Часть 8
3 февраля 2020 г. в 18:31
Говорили, что Хексберг собирались присоединить к Дриксен в последние дни месяца Осенних Молний 99 года Круга Ветра, в годовщину исторической битвы, пустившей на дно дриксенский флот триста лет назад. Но, отловив и повесив десятого шпиона, тогдашний министр обороны счел, что юбилей — юбилеем, а удача любит быстрых. Ситуация повторялась в точности: короткая стычка на юге, спешное возвращение талигойского флота… Только в этот раз он опоздал. Хексберг уже захватили, с большими потерями, но быстро. Талигойский адмирал пустил себе пулю в лоб, а 15 день Осенних Волн в Дриксен объявили днем военно-морского флота.
Первые лет пятьдесят, пока были живы родные и близкие погибших, в этот день тихо поминали в семейном кругу. Зато потом правительство решило, что в Дриксен недостаточно праздников, и отмечать стали с размахом. И не только на флоте. Самые пышные торжества проходили в столице, внушая гражданам гордость за страну, предков и так далее. Моряки, настоящие и будущие, проходили маршем по четырем главным проспектам Эйнрехта, встречаясь на площади возле Ратуши. Затем начинались народные гуляния.
Официально участием в марше награждали лучших из лучших. На деле же выбирали бравых и светловолосых — для красоты. В Академии только и разговоров было, что о предстоящих торжествах. В числе счастливчиков оказались Олаф, Шнееталь, Бермессер, Цвайер и даже Бюнц, хотя последний и с натяжкой не входил в число отличников. На последнюю неделю все они были освобождены от занятий и целыми днями тренировались на плацу. На лекциях и семинарах говорили сплошь о любви к родине, чему Ротгер был несказанно рад. Спать под пламенные речи — святое дело.
Сотни марикьяре спешно приводили город в праздничный вид, работая с утра до поздней ночи. Берлинга как всегда пожадничал, взял участок побольше, а это означало, что шансов успеть у них нет. Два раза Ротгер чуть не вывалился из люльки — заснул со шпателем в руках. По ночам навязчиво снился один и тот же кошмар: по свежей краске расползаются трещины и штукатурка разлетается по всей улице, будто от взрыва.
Не раз и не два приходили чиновники. Стучали кулаками по лесам, требовали закончить как можно скорее. Одним Берлинга делал солидное лицо, на других — отлаивался. А ещё требовал у Ротгера отпроситься с занятий «по болезни», обкладывал в шестнадцать этажей Филиппа и других, но делу это не помогало.

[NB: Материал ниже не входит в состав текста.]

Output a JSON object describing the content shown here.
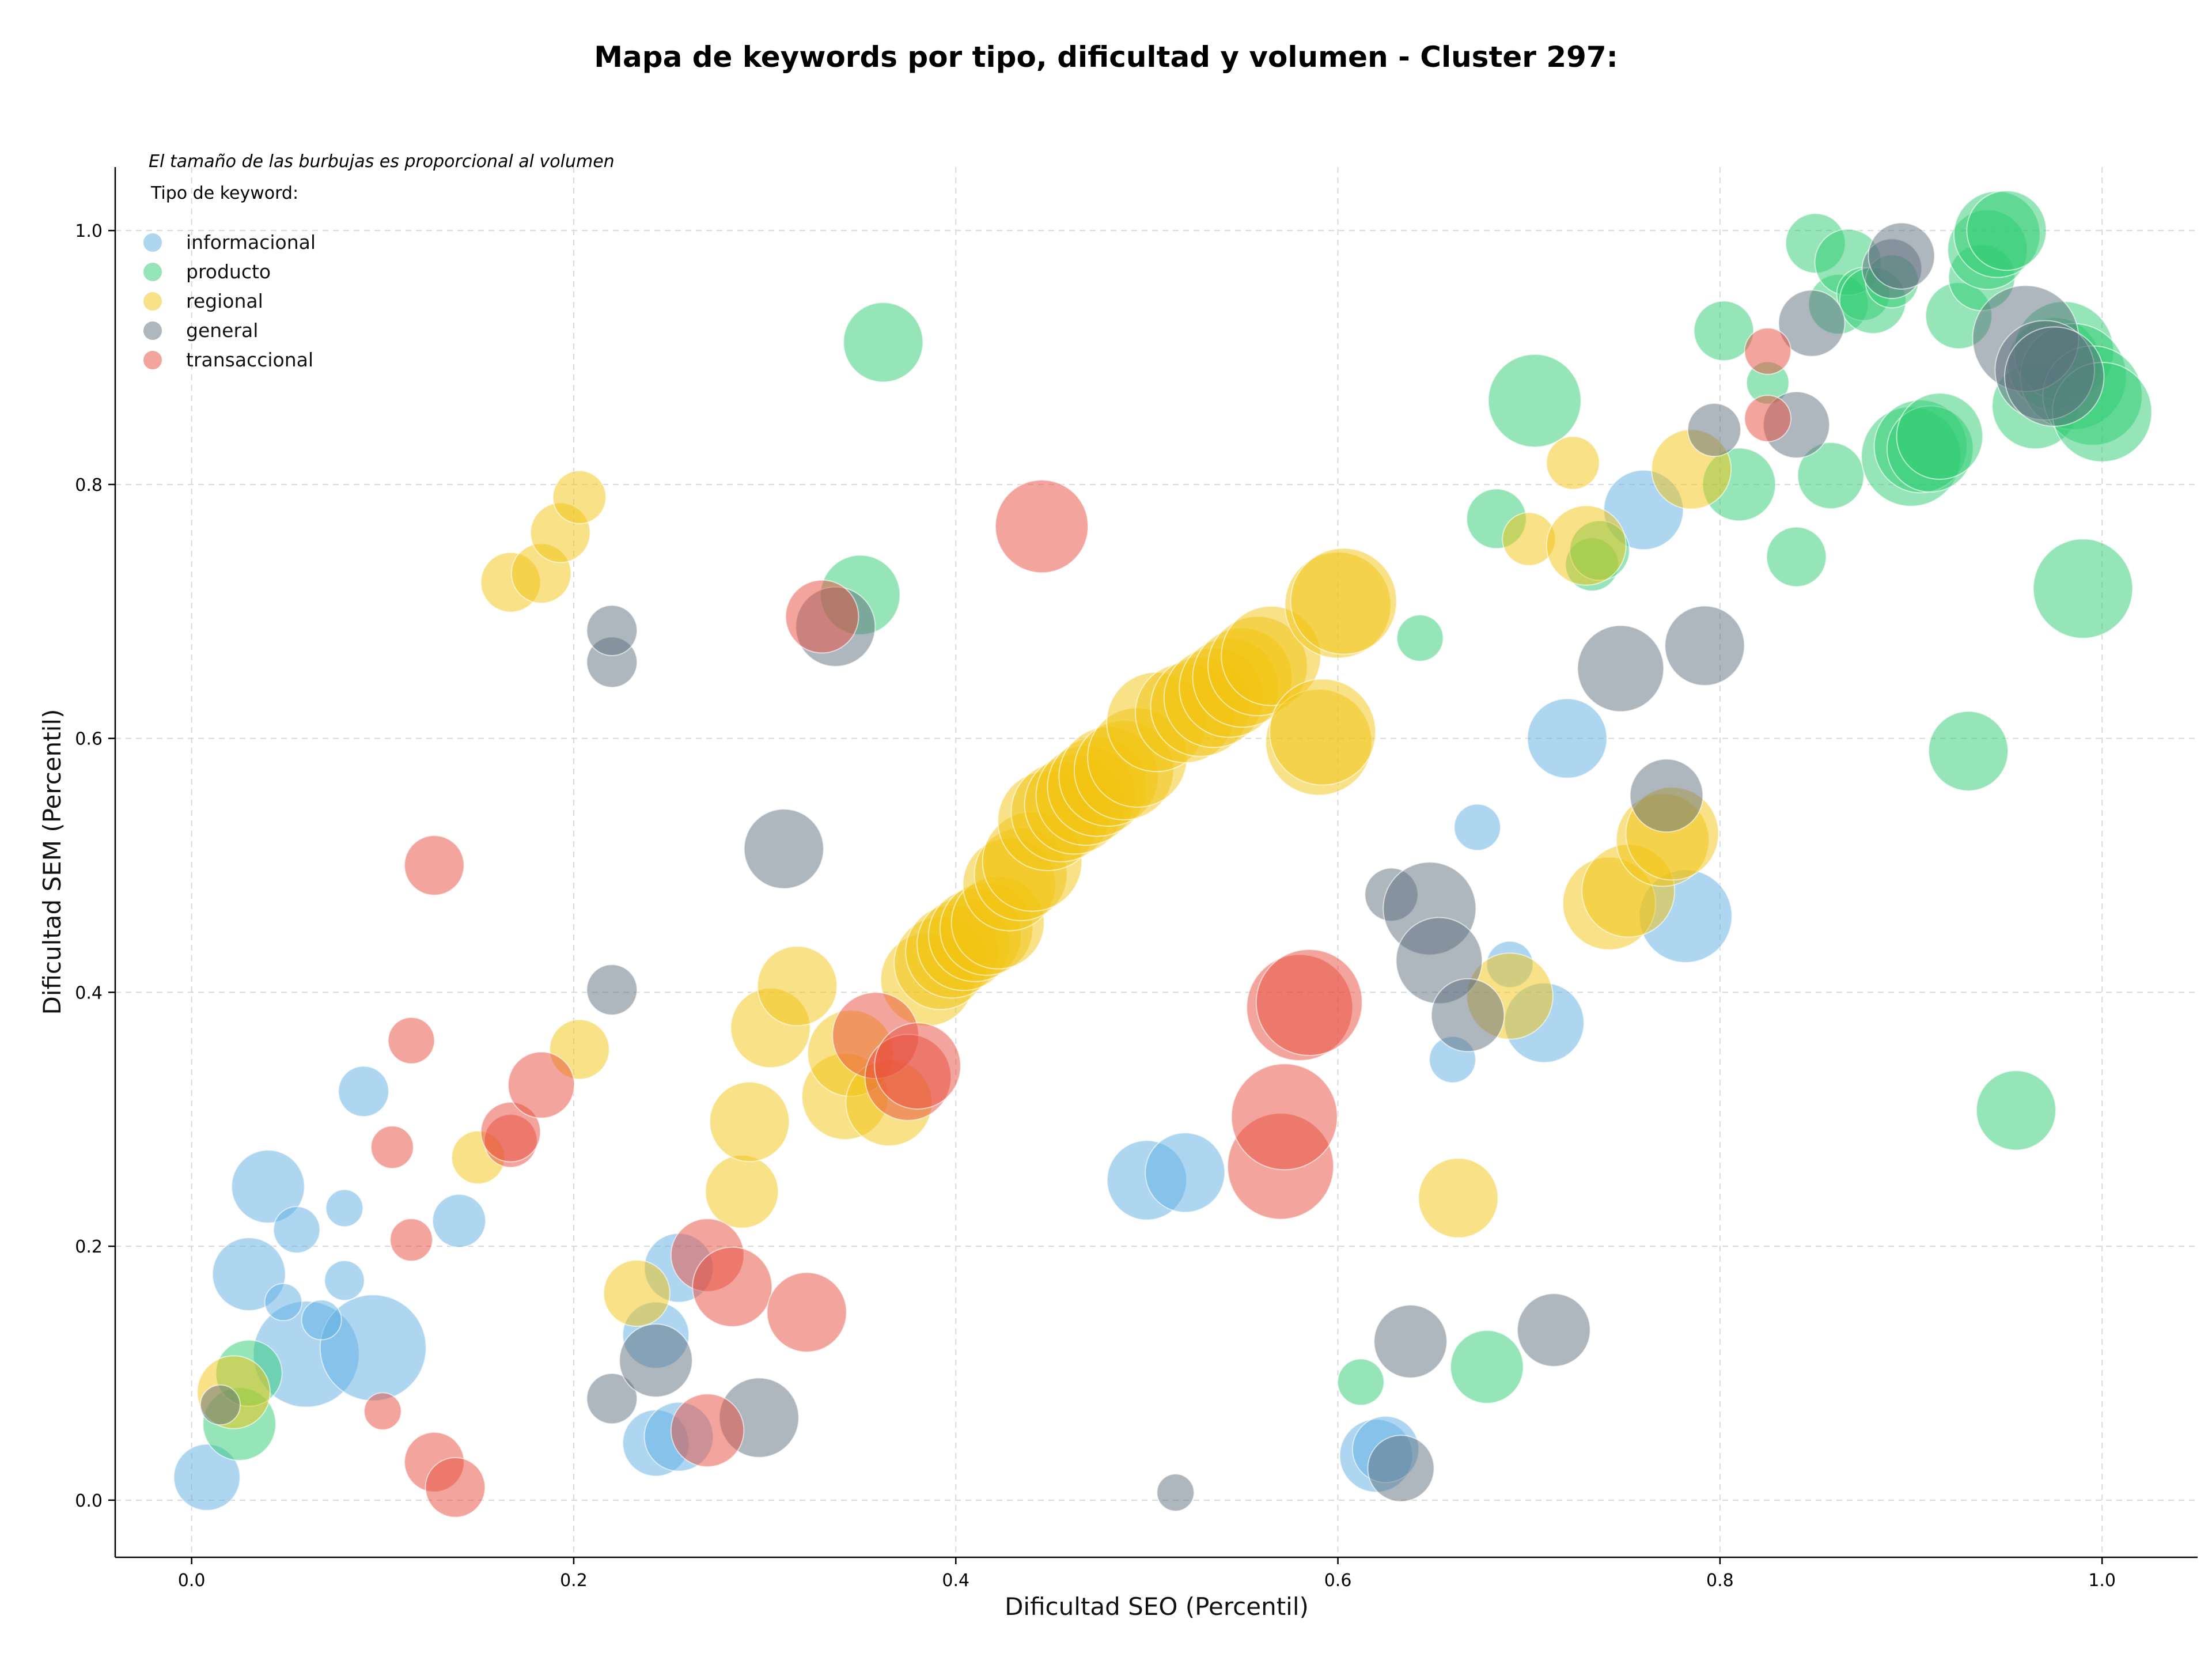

Рассвет пятнадцатого Осенних Волн Ротгер встретил под мостом через Эйну. От воды тянуло холодом и руки коченели даже в перчатках. Краска на бетон ложилась медленно и сохла плохо. Одно неверное движение — и стирается, намертво въедаясь в одежду. В десяти бье от него на таком же карабине висел Филипп, с другой стороны моста — Берлинга и Пауль. Еще трое красили перила наверху.
Закончить удалось всего за полчаса до прохода марша. На набережной уже скапливался народ. Пришлось затянуть под мост карабины и оставить там, убрать их категорически не успевали.
— Молодцы, — сказал Берлинга, когда они выбрались на набережную и как один стянули печатки, пытаясь согреть замерзшие руки. — Теперь домой…
Стон облегчения был ему ответом.
— Пожуете, выпьете шадди — и бегом обратно. Надо доделать освещение на двух улицах, Ольгерда и Бруно, до темноты как раз успеем.
— Да ты издеваешься?! — возопил Ротгер. — Какое, к закатным тварям, освещение, я не спал двое суток!
Тут же его сильно толкнули в спину и, обернувшись, Ротгер увидел мордатого дрикса в тельняшке.
— Я тут два часа назад занял, ты, фрошер недобитый.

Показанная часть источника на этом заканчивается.